The Winnipeg Blue Bombers board of directors made a decision to turn back the clock and hire Joe Mack in the winter of 2010 with the best of intentions.
The Blue Bombers are now 16-29 under Mack, who returned to the Bombers after a 20-year hiatus from the CFL and a near decade-long absence from pro football.
This was a risky hire, as Paul Robson (no longer on the board) and the rest of the directors reached back to 1987 to bring Mack, the former director of player personnel, back to Winnipeg. The results are in, and while it's almost a certainty the board won't act on Mack right now, this hire can't be defended. Mack was a solid personnel guy back in the day, but as a GM he's been a failure.
Winnipeg went 4-14 in Year 1 as Mack got his bearings. Surprisingly, they made a surge in Year 2 to finish 10-8 and reach the Grey Cup. Year 3 has been a return to Mack's humble beginnings and the club is 2-7 at the midway point. The potential for another 4-14 campaign is real. But let's be generous and say the Bombers go 4-5 over their last nine to finish 6-12. Mack would then be 20-34 as GM of the Bombers. Is that good enough?
This is an eight-team league where a rebuild should take a season or maybe two. Mack's football teams have established a trend. They are losers.
Mack's supporters will argue the record doesn't reflect the talent he's assembled. OK, let's investigate that theory for a minute. In the CFL it's widely accepted the most important work a GM can do is at quarterback, followed closely by his cultivating and keeping Canadian talent.
The Bombers have four quarterbacks under contract in Buck Pierce, Joey Elliott, Alex Brink and Justin Goltz. Winnipeg undeniably has the worst quarterbacking in the CFL right now.
Canadians Cory Watson, Henoc Muamba, Ian Logan and Chris Greaves are legitimate starters. After that, the Canadian depth is very shallow.
Mack has done a fine job signing free-agent imports. I would argue this is the least difficult job of a GM in the CFL. There are more good U.S. college players than there are spots in pro football. It's not hard to sift through the NFL's leftovers and bring effective players to Canada. Every team in the CFL does it with regularity. Is it a skill? Sure, but it's the work of a scout or personnel director.

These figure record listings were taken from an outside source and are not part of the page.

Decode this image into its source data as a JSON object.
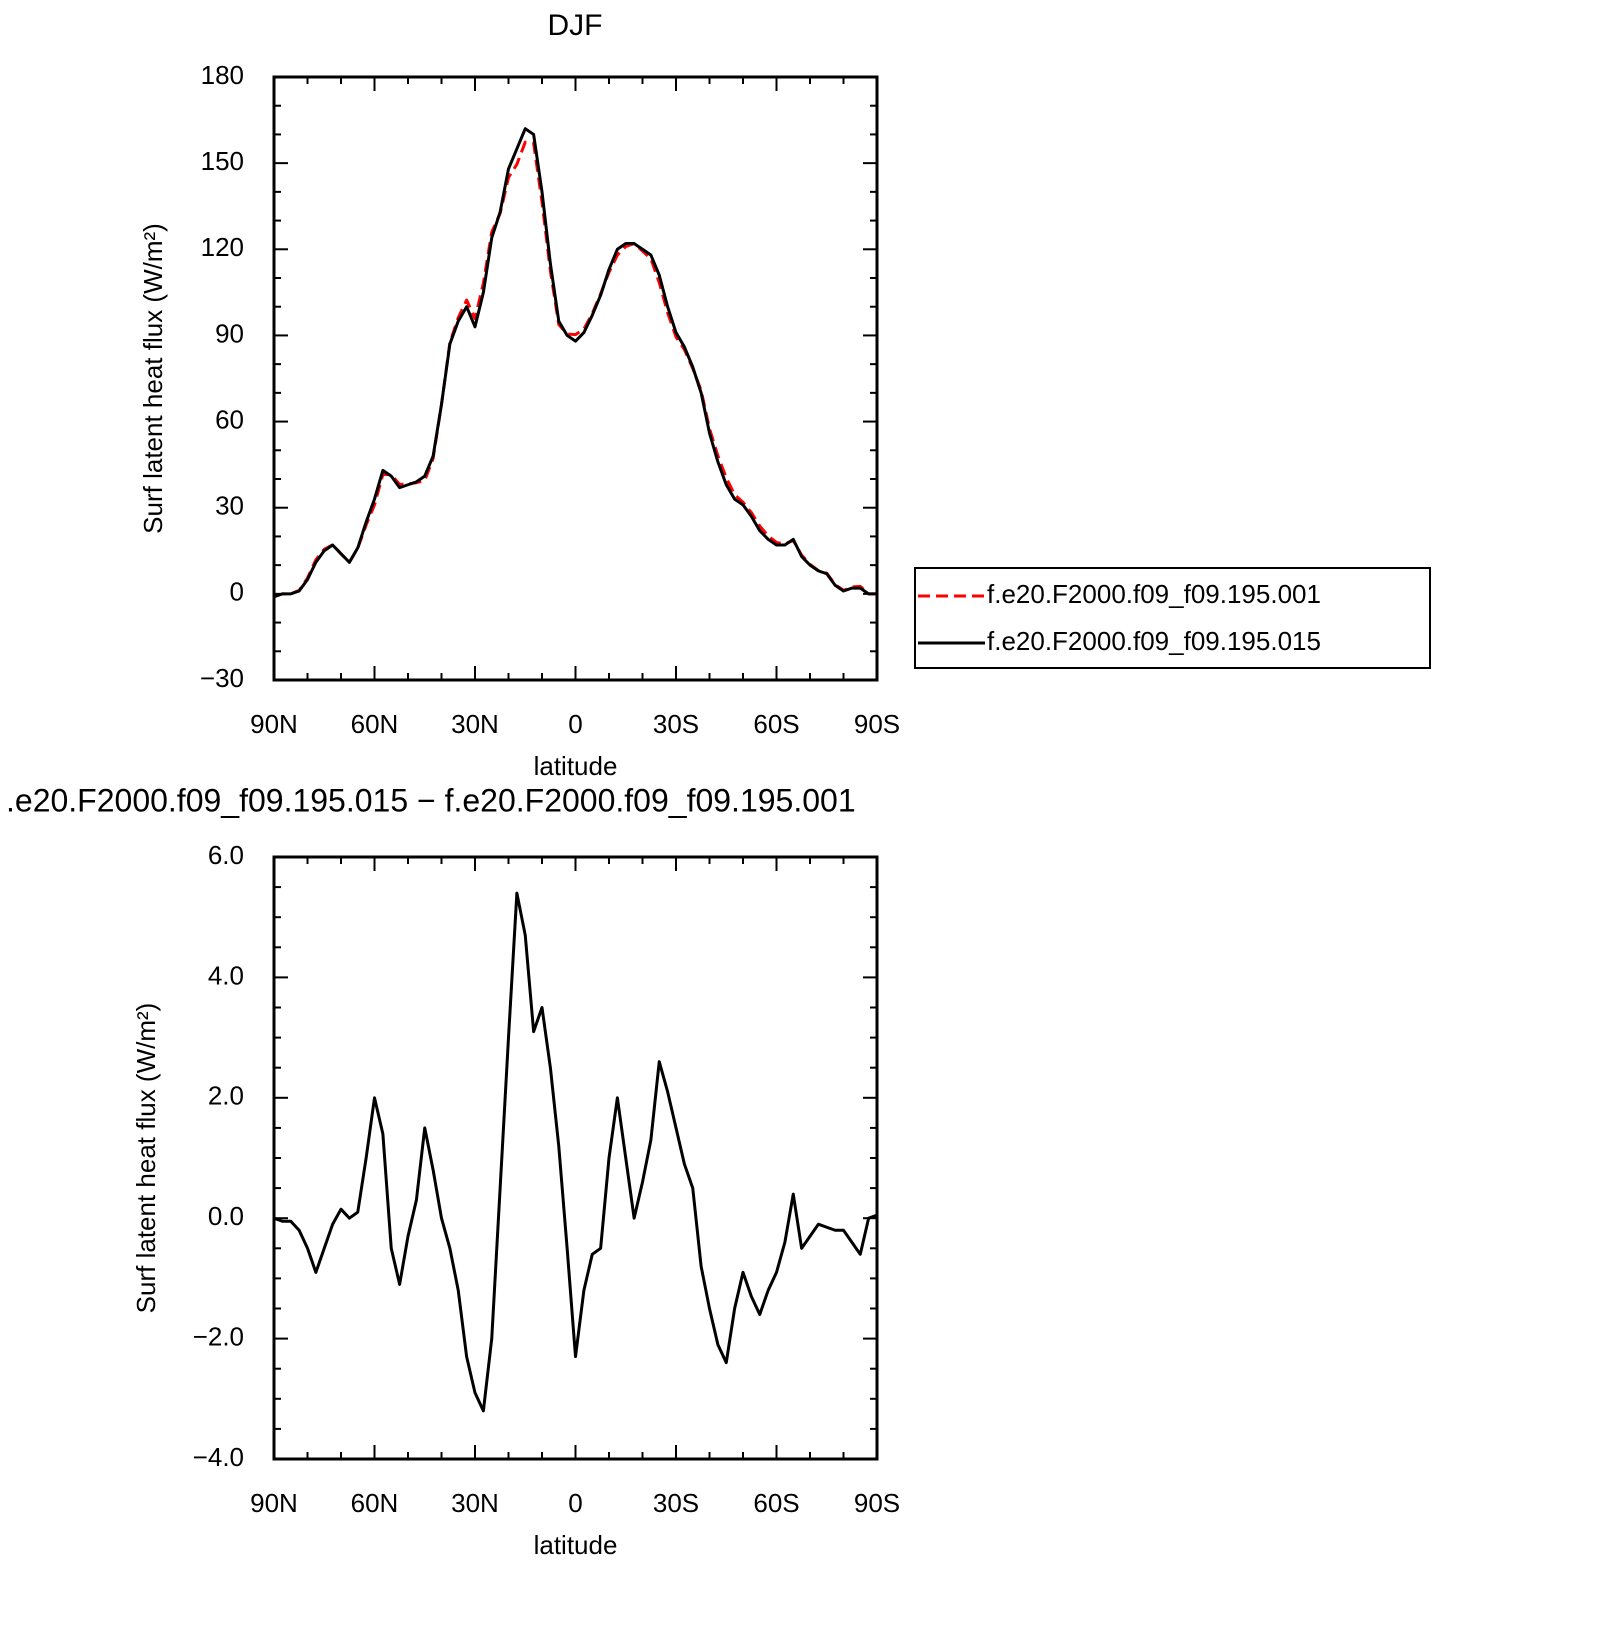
{
  "chart_data": [
    {
      "type": "line",
      "title": "DJF",
      "x_label": "latitude",
      "y_label": "Surf latent heat flux (W/m²)",
      "x": [
        90,
        87.5,
        85,
        82.5,
        80,
        77.5,
        75,
        72.5,
        70,
        67.5,
        65,
        62.5,
        60,
        57.5,
        55,
        52.5,
        50,
        47.5,
        45,
        42.5,
        40,
        37.5,
        35,
        32.5,
        30,
        27.5,
        25,
        22.5,
        20,
        17.5,
        15,
        12.5,
        10,
        7.5,
        5,
        2.5,
        0,
        -2.5,
        -5,
        -7.5,
        -10,
        -12.5,
        -15,
        -17.5,
        -20,
        -22.5,
        -25,
        -27.5,
        -30,
        -32.5,
        -35,
        -37.5,
        -40,
        -42.5,
        -45,
        -47.5,
        -50,
        -52.5,
        -55,
        -57.5,
        -60,
        -62.5,
        -65,
        -67.5,
        -70,
        -72.5,
        -75,
        -77.5,
        -80,
        -82.5,
        -85,
        -87.5,
        -90
      ],
      "series": [
        {
          "name": "f.e20.F2000.f09_f09.195.001",
          "color": "#ff0000",
          "dash": true,
          "values": [
            -1,
            0,
            0,
            1.2,
            5.5,
            11.9,
            15.5,
            17.1,
            13.9,
            11,
            15.9,
            24,
            31,
            41.6,
            41.5,
            38.1,
            38.3,
            38.7,
            39.5,
            47.2,
            66,
            87.5,
            96.2,
            102.3,
            95.9,
            108.2,
            126,
            132.5,
            145,
            149.6,
            157.3,
            156.9,
            136.5,
            112.5,
            93.8,
            90.5,
            90.3,
            92.2,
            97.6,
            104.5,
            112,
            118,
            121,
            122,
            119.4,
            116.7,
            108.4,
            97.9,
            89.5,
            85.1,
            78.5,
            70.8,
            57.5,
            48.1,
            40.4,
            34.5,
            31.9,
            28.3,
            23.6,
            20.2,
            17.9,
            17.4,
            18.6,
            13.5,
            10.3,
            8.1,
            7.2,
            3.2,
            1.2,
            2.4,
            2.6,
            0,
            0
          ]
        },
        {
          "name": "f.e20.F2000.f09_f09.195.015",
          "color": "#000000",
          "dash": false,
          "values": [
            -1,
            0,
            0,
            1,
            5,
            11,
            15,
            17,
            14,
            11,
            16,
            25,
            33,
            43,
            41,
            37,
            38,
            39,
            41,
            48,
            66,
            87,
            95,
            100,
            93,
            105,
            124,
            133,
            148,
            155,
            162,
            160,
            140,
            115,
            95,
            90,
            88,
            91,
            97,
            104,
            113,
            120,
            122,
            122,
            120,
            118,
            111,
            100,
            91,
            86,
            79,
            70,
            56,
            46,
            38,
            33,
            31,
            27,
            22,
            19,
            17,
            17,
            19,
            13,
            10,
            8,
            7,
            3,
            1,
            2,
            2,
            0,
            0
          ]
        }
      ],
      "xlim": [
        90,
        -90
      ],
      "xticks": [
        {
          "value": 90,
          "label": "90N"
        },
        {
          "value": 60,
          "label": "60N"
        },
        {
          "value": 30,
          "label": "30N"
        },
        0,
        {
          "value": -30,
          "label": "30S"
        },
        {
          "value": -60,
          "label": "60S"
        },
        {
          "value": -90,
          "label": "90S"
        }
      ],
      "xminor_ticks": [
        80,
        70,
        50,
        40,
        20,
        10,
        -10,
        -20,
        -40,
        -50,
        -70,
        -80
      ],
      "ylim": [
        -30,
        180
      ],
      "yticks": [
        {
          "value": -30,
          "label": "−30"
        },
        0,
        30,
        60,
        90,
        120,
        150,
        180
      ],
      "yminor_ticks": [
        -20,
        -10,
        10,
        20,
        40,
        50,
        70,
        80,
        100,
        110,
        130,
        140,
        160,
        170
      ],
      "legend": "right"
    },
    {
      "type": "line",
      "title": ".e20.F2000.f09_f09.195.015 − f.e20.F2000.f09_f09.195.001",
      "x_label": "latitude",
      "y_label": "Surf latent heat flux (W/m²)",
      "x": [
        90,
        87.5,
        85,
        82.5,
        80,
        77.5,
        75,
        72.5,
        70,
        67.5,
        65,
        62.5,
        60,
        57.5,
        55,
        52.5,
        50,
        47.5,
        45,
        42.5,
        40,
        37.5,
        35,
        32.5,
        30,
        27.5,
        25,
        22.5,
        20,
        17.5,
        15,
        12.5,
        10,
        7.5,
        5,
        2.5,
        0,
        -2.5,
        -5,
        -7.5,
        -10,
        -12.5,
        -15,
        -17.5,
        -20,
        -22.5,
        -25,
        -27.5,
        -30,
        -32.5,
        -35,
        -37.5,
        -40,
        -42.5,
        -45,
        -47.5,
        -50,
        -52.5,
        -55,
        -57.5,
        -60,
        -62.5,
        -65,
        -67.5,
        -70,
        -72.5,
        -75,
        -77.5,
        -80,
        -82.5,
        -85,
        -87.5,
        -90
      ],
      "color": "#000000",
      "values": [
        0,
        -0.05,
        -0.05,
        -0.2,
        -0.5,
        -0.9,
        -0.5,
        -0.1,
        0.15,
        0,
        0.1,
        1.0,
        2.0,
        1.4,
        -0.5,
        -1.1,
        -0.3,
        0.3,
        1.5,
        0.8,
        0,
        -0.5,
        -1.2,
        -2.3,
        -2.9,
        -3.2,
        -2.0,
        0.5,
        3.0,
        5.4,
        4.7,
        3.1,
        3.5,
        2.5,
        1.2,
        -0.5,
        -2.3,
        -1.2,
        -0.6,
        -0.5,
        1.0,
        2.0,
        1.0,
        0,
        0.6,
        1.3,
        2.6,
        2.1,
        1.5,
        0.9,
        0.5,
        -0.8,
        -1.5,
        -2.1,
        -2.4,
        -1.5,
        -0.9,
        -1.3,
        -1.6,
        -1.2,
        -0.9,
        -0.4,
        0.4,
        -0.5,
        -0.3,
        -0.1,
        -0.15,
        -0.2,
        -0.2,
        -0.4,
        -0.6,
        0,
        0.05
      ],
      "xlim": [
        90,
        -90
      ],
      "xticks": [
        {
          "value": 90,
          "label": "90N"
        },
        {
          "value": 60,
          "label": "60N"
        },
        {
          "value": 30,
          "label": "30N"
        },
        0,
        {
          "value": -30,
          "label": "30S"
        },
        {
          "value": -60,
          "label": "60S"
        },
        {
          "value": -90,
          "label": "90S"
        }
      ],
      "xminor_ticks": [
        80,
        70,
        50,
        40,
        20,
        10,
        -10,
        -20,
        -40,
        -50,
        -70,
        -80
      ],
      "ylim": [
        -4,
        6
      ],
      "yticks": [
        {
          "value": -4,
          "label": "−4.0"
        },
        {
          "value": -2,
          "label": "−2.0"
        },
        {
          "value": 0,
          "label": "0.0"
        },
        {
          "value": 2,
          "label": "2.0"
        },
        {
          "value": 4,
          "label": "4.0"
        },
        {
          "value": 6,
          "label": "6.0"
        }
      ],
      "yminor_ticks": [
        -3.5,
        -3,
        -2.5,
        -1.5,
        -1,
        -0.5,
        0.5,
        1,
        1.5,
        2.5,
        3,
        3.5,
        4.5,
        5,
        5.5
      ]
    }
  ]
}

Not a GM.
There's no question Mack knows a football player when he sees one and he delivered players to Cal Murphy that won a Grey Cup and to Joe Gibbs and the Washington Redskins that won a Super Bowl. Mack has a pedigree as a player personnel man but that's a different role from GM. In his current role, Mack has undoubtedly struggled.
Quarterbacks and Canadians. Priority No. 1 and No. 2 for every team in this league, have been a disaster under Mack's supervision.
Mack fired Paul LaPolice in an effort to shift the blame to the head coach he hired. Sunday's 52-0 loss to the Saskatchewan Roughriders, one of the worst in Bombers' history and the first shutout Winnipeg fans have had to endure since 1969, came without the fall guy LaPo had become.
By firing LaPolice, Mack stepped into the spotlight and was revealed. Sunday was the first look at the GM's handiwork without the benefit of a scapegoat and it wasn't pretty.
Mack made a mistake in the timing of his firing of LaPolice. By clipping the coach with over half a season left to judge this club, Mack has exposed himself. If things continue to go bad for the Bombers the board will have at the GM for answers.
Had Mack waited a few more games before letting LaPolice go, he could have argued the rest of the season was a write-off and a chance for interim head coach Tim Burke to get his feet under him. Nine more games of this, however, will leave Mack roasting on a spit of his own making.
Burke gets a freebie from this perspective. He's stepped into an impossible situation and done it with the intent to get the Bombers back on the winning track. Too bad he doesn't have the players because he just might be a good head coach.
This sample size won't be enough, unlike the near three-year snapshot we now have of Mack, to judge Burke.
The question we may be asking in the offseason is who comes next.
The bigger and scarier question for Bombers fans is who makes that call.